Interessant ist in diesem Zusammenhang, dass Luther 2017 anders übersetzt, nämlich: lehret alle Völker. Das entscheidende Verb ist μαθητεύω und es findet sich in diesem Satz bei Matthäus: μαθητεύσατε πάντα τὰ ἔθνη. Das Verb hängt natürlich mit der Übersetzung des Wortes μαθητὴς zusammen – heißt das wirklich „Jünger“ oder bedeutet es etwas anderes?

Zum Glück sind wir in der komfortablen Lage, eine ausführliche Erklärung dieses Wortes bei einem Zeitgenossen der Evangelisten zur Verfügung zu haben. Es handelt sich um den griechischen Rhetor, Philosophen und Historiker Dion Chrysostomos (um 40 – ca. 115 n. Chr.). Sein Sprachverständnis ist daher ein maßgeblicher Hinweis zur Bedeutung des fraglichen Ausdrucks. Er bringt ihn gleich zu Beginn seiner Rede über Homeros und Sokrates.

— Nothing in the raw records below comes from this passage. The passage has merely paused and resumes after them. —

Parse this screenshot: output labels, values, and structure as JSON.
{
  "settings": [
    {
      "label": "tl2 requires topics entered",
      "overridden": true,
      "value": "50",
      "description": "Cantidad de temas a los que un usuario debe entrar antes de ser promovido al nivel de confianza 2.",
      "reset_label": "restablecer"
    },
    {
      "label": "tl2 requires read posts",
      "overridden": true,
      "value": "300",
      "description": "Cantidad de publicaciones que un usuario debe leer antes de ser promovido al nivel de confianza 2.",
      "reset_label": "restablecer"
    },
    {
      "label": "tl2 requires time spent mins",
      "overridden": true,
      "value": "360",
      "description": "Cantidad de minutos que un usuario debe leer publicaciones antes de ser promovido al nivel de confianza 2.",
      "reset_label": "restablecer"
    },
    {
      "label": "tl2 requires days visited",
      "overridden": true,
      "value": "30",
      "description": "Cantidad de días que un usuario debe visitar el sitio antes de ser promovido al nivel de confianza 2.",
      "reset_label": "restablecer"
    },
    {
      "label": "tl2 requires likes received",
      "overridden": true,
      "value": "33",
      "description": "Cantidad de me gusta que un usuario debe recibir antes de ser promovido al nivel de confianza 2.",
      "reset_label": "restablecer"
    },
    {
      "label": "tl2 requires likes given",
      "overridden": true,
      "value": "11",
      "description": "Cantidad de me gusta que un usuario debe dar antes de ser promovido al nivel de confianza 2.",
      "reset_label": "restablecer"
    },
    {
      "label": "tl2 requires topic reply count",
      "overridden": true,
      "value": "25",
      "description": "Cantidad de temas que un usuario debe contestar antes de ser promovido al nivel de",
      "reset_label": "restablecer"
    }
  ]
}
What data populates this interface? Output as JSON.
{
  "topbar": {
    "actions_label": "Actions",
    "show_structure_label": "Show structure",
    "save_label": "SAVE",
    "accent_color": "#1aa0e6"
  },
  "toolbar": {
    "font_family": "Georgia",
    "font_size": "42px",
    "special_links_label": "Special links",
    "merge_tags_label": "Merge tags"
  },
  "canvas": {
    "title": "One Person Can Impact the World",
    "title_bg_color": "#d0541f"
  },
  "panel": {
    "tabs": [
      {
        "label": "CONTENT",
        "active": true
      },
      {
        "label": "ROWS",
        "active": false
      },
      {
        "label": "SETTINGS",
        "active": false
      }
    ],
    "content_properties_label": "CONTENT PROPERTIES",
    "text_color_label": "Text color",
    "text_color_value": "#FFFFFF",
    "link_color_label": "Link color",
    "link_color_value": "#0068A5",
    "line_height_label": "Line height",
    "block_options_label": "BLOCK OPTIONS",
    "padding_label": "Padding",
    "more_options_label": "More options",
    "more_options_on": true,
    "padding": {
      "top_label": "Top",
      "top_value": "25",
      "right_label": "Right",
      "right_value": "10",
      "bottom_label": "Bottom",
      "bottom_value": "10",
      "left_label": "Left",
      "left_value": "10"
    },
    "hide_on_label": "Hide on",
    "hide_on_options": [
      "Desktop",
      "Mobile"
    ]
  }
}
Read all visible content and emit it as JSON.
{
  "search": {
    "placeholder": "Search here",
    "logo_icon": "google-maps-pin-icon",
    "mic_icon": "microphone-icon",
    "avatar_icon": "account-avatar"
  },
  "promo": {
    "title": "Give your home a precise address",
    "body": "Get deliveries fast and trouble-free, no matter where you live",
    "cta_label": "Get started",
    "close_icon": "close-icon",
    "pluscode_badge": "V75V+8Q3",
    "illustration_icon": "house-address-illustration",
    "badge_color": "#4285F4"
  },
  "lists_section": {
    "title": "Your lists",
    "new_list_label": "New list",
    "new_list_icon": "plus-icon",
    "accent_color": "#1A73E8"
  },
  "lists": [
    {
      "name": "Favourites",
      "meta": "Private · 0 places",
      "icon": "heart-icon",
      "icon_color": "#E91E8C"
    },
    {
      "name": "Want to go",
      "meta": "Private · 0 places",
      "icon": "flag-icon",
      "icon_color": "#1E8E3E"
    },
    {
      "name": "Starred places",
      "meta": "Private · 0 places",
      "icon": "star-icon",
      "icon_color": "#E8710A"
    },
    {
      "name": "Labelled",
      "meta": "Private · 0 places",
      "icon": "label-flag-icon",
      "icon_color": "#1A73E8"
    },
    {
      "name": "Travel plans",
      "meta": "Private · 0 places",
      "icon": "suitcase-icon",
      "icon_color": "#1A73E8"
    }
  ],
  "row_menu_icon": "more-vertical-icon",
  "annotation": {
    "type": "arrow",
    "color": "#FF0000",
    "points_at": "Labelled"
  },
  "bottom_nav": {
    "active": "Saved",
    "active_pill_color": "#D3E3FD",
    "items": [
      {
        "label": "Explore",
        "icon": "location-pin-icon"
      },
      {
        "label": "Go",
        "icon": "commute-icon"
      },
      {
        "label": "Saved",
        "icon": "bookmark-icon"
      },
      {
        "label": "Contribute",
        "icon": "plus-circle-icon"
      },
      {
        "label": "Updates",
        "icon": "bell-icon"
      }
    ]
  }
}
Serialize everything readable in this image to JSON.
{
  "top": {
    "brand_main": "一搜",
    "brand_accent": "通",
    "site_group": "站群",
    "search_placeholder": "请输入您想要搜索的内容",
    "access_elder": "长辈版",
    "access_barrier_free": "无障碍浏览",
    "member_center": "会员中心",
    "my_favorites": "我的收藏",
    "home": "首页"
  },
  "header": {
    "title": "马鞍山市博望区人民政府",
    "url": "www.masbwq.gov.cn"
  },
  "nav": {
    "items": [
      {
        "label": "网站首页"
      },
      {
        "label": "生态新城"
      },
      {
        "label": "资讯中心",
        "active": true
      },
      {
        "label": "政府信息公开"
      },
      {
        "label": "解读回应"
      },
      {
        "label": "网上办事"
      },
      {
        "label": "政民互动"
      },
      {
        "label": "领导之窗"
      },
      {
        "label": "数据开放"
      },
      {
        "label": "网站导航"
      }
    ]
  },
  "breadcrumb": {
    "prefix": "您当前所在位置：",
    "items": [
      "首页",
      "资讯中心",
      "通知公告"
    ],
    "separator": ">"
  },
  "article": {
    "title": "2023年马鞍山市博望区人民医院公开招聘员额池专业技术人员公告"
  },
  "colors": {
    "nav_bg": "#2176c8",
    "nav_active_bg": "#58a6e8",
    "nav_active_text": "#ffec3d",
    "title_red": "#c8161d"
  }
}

Dion Chrysostomos: Oratio LV über Homer und Sokrates

Ἐπεὶ φαίνῃ καὶ τἄλλα Σωκράτους ὢν ἐπαινέτης καὶ τὸν ἄνδρα ἐκπληττόμενος ἐν τοῖς λόγοις, ἔχεις μοι εἰπεῖν ὅτου μαθητὴς γέγονε τῶν σοφῶν· ὥσπερ Φειδίας μὲν ὁ ἀγαλματοποιὸς Ἡγίου, Πολύγνωτος δὲ ὁ ζωγράφος καὶ ὁ ἀδελφὸς ἄμφω τοῦ πατρὸς Ἀγλαοφῶντος, Πυθαγόρου δὲ Φερεκύδης λέγεται διδάσκαλος γενέσθαι, Πυθαγόρας δὲ Ἐμπεδοκλέους καὶ ἑτέρων, καὶ τῶν ἄλλων δὲ τῶν πλείστων ἔχομεν εἰπεῖν τοὺς διδασκάλους τῶν ἐνδόξων ἀνδρῶν, ὅτῳ ἕκαστος συγγενόμενος λόγου ἄξιος ἐγένετο δίχα γε Ἡρακλείτου τοῦ Ἐφεσίου καὶ Ἡσιόδου τοῦ Ἀσκραίου. ὁ μὲν γάρ φησιν ποιμαίνων ἐν τῷ Ἑλικῶνι παρὰ τῶν Μουσῶν λαβεῖν ἐν δάφνης ὄζῳ τὴν ποίησιν, ἵνα μὴ πράγματα ἔχοιμεν ζητοῦντες αὐτοῦ τὸν διδάσκαλον·

[Fragesteller:] Nachdem du offenbar ein Bewunderer des Sokrates und über den Mann [wie er sich] in seinen Reden [zeigt] erstaunt bist, kannst du mir sagen, der Schüler (μαθητὴς) wessen er von den Weisen war? So wie Phidias der Bildhauer [der Schüler] von Hegias [war], Polygnotos der Maler aber und der Bruder [von ihm waren] beide [Schüler] des Vaters Aglaophon, Pherekydes wird nachgesagt, der Lehrer des Pythagoras gewesen zu sein, Pythagoras aber [der Lehrer] des Empedokles und von weiteren [Männern]. Und von den meisten anderen der gerühmten Männer können wir deren Lehrer benennen – im Umgang mit welchem jeder ein erwähnenswerter Mann wurde – die Meinungen gehen nur auseinander bei Heraklitos von Ephesus und bei Hesiod von Akra. Denn der [=Hesiod] erzählt in der Tat, als er auf dem Helikon die Herde weidete, dass er von den Musen mit einem Lorbeerzweig die Dichtkunst empfangen habe, damit wir keine Schwierigkeiten bei der Suche nach seinem Lehrer hätten.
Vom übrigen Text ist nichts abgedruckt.